Fringe: A fascinating dilemma in this gripping play

Marcus Brigstocke, former alcoholic, writer and director of The Red, has done a very good job with this play.

The actors Bruce and Sam Alexander are father and son and play father and son in The Red. Benedict (Sam Alexander) is a former teenage alcoholic hasn’t touched a drop for 20 years.

On the death of his father, Benedict is bequeathed a bottle of exquisite wine.

There follows superb dialogue between dead father and son about the beauty, ceremony and pleasure of wine drinking thereby setting the scene for the temptation.

Will Benedict be tempted to drink a glass of the wine thereby risking a return to his alcoholic past? The play is static in nature, there is a reason for this, the words provide the drama.

Drama there is too. The question placed in the audience’s mind is will he or won’t he drink that glass of wine. If he does will it be in a toast to his dead father or perhaps because he thinks he can and not fallen into the alcoholic abyss again.

I noticed, like me, the audience leaning forward at various stages of the performance hoping to subliminally stop Benedict drink the wine, the man next to me winced at one stage as his wife clenched his knees in fear for Benedict. That is what the combination of great acting and a well written play can achieve.

This is very good theatre. As the play progresses, Benedict has to weigh up the consequences of his temptation.

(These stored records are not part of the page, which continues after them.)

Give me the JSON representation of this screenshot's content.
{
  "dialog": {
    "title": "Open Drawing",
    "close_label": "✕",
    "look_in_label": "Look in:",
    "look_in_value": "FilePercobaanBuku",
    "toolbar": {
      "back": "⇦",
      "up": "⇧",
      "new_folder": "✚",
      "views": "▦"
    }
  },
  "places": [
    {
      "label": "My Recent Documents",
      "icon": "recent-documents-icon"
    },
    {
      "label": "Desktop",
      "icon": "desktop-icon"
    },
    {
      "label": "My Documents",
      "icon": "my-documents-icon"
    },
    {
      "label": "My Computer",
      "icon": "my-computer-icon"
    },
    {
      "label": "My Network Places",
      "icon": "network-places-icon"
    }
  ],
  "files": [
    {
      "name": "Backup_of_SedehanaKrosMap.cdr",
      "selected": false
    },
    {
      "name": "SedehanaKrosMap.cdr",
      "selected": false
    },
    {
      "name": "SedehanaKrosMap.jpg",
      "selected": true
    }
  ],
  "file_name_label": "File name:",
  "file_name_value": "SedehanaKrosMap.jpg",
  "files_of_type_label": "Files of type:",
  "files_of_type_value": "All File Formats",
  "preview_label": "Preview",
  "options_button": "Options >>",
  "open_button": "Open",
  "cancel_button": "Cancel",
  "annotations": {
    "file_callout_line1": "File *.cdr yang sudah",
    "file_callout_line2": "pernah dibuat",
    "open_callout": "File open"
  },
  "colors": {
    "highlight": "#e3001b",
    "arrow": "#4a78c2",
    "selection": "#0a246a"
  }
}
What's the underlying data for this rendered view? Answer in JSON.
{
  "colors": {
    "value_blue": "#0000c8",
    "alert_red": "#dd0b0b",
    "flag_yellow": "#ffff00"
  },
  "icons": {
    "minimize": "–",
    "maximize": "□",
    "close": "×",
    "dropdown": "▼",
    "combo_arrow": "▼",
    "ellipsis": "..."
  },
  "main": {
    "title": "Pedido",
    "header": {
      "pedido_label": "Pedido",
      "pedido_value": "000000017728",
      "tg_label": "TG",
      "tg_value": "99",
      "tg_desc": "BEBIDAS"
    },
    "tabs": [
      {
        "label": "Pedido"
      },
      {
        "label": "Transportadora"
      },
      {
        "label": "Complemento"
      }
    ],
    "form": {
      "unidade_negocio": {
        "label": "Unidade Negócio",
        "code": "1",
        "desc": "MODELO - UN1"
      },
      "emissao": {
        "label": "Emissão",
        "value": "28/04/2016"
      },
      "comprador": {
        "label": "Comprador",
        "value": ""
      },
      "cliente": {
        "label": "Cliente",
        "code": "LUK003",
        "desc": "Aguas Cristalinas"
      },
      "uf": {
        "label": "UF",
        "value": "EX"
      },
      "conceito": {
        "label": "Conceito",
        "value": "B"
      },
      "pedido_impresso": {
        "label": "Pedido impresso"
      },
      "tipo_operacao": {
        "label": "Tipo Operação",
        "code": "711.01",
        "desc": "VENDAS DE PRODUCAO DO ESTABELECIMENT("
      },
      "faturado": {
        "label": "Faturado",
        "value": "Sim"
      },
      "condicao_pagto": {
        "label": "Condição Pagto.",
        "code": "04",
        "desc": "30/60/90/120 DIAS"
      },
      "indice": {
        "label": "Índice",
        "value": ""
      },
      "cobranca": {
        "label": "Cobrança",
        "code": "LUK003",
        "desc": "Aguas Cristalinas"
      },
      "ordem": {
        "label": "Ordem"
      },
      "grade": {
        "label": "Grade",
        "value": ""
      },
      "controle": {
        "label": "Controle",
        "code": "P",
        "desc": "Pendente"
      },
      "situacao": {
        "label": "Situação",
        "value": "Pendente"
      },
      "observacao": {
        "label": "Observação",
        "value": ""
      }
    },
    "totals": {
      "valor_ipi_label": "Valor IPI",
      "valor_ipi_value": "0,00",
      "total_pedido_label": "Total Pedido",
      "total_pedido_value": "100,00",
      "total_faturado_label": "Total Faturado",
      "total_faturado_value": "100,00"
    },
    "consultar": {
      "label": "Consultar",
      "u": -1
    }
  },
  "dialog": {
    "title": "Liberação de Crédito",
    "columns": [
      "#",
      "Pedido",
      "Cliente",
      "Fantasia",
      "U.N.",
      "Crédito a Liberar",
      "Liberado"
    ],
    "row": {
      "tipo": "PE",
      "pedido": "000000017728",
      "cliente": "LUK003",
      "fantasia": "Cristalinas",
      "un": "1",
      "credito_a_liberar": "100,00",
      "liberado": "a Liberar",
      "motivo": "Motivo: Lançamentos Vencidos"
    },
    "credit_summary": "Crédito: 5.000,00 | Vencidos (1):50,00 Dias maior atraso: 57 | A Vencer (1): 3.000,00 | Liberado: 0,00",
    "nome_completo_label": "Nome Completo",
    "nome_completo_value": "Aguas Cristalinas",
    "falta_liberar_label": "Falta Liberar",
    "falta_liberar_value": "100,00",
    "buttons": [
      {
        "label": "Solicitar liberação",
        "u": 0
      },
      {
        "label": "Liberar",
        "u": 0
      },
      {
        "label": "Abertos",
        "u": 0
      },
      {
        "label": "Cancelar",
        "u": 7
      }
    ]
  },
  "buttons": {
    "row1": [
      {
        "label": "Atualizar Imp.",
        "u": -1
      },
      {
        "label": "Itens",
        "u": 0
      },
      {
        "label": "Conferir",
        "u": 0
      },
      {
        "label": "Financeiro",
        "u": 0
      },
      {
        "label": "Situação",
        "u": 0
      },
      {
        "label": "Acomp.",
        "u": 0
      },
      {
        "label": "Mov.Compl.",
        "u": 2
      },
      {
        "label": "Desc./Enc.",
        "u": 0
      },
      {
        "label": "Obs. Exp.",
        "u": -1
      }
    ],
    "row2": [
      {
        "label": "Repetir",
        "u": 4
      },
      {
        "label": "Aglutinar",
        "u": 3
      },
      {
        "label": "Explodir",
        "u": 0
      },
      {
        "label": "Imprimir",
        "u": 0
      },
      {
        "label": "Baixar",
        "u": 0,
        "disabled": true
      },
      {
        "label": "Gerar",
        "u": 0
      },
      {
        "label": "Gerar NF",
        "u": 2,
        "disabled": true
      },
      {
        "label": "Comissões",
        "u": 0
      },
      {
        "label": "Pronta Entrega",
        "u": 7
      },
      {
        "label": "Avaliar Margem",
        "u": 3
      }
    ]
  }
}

For me the most poignant thought was that this play must run every day through the thought of any addict – here it happens to be alcohol, but any addict will have to daily slay the ‘sleeping tiger’.

I don’t think I would have the strength to do that every day if I were an addict. So hat tips to the reformed and a bravo to the Alexanders and Brigstocke. Great drama.

The Red, Pleasance Dome, King Dome, Pleasance, 4pm.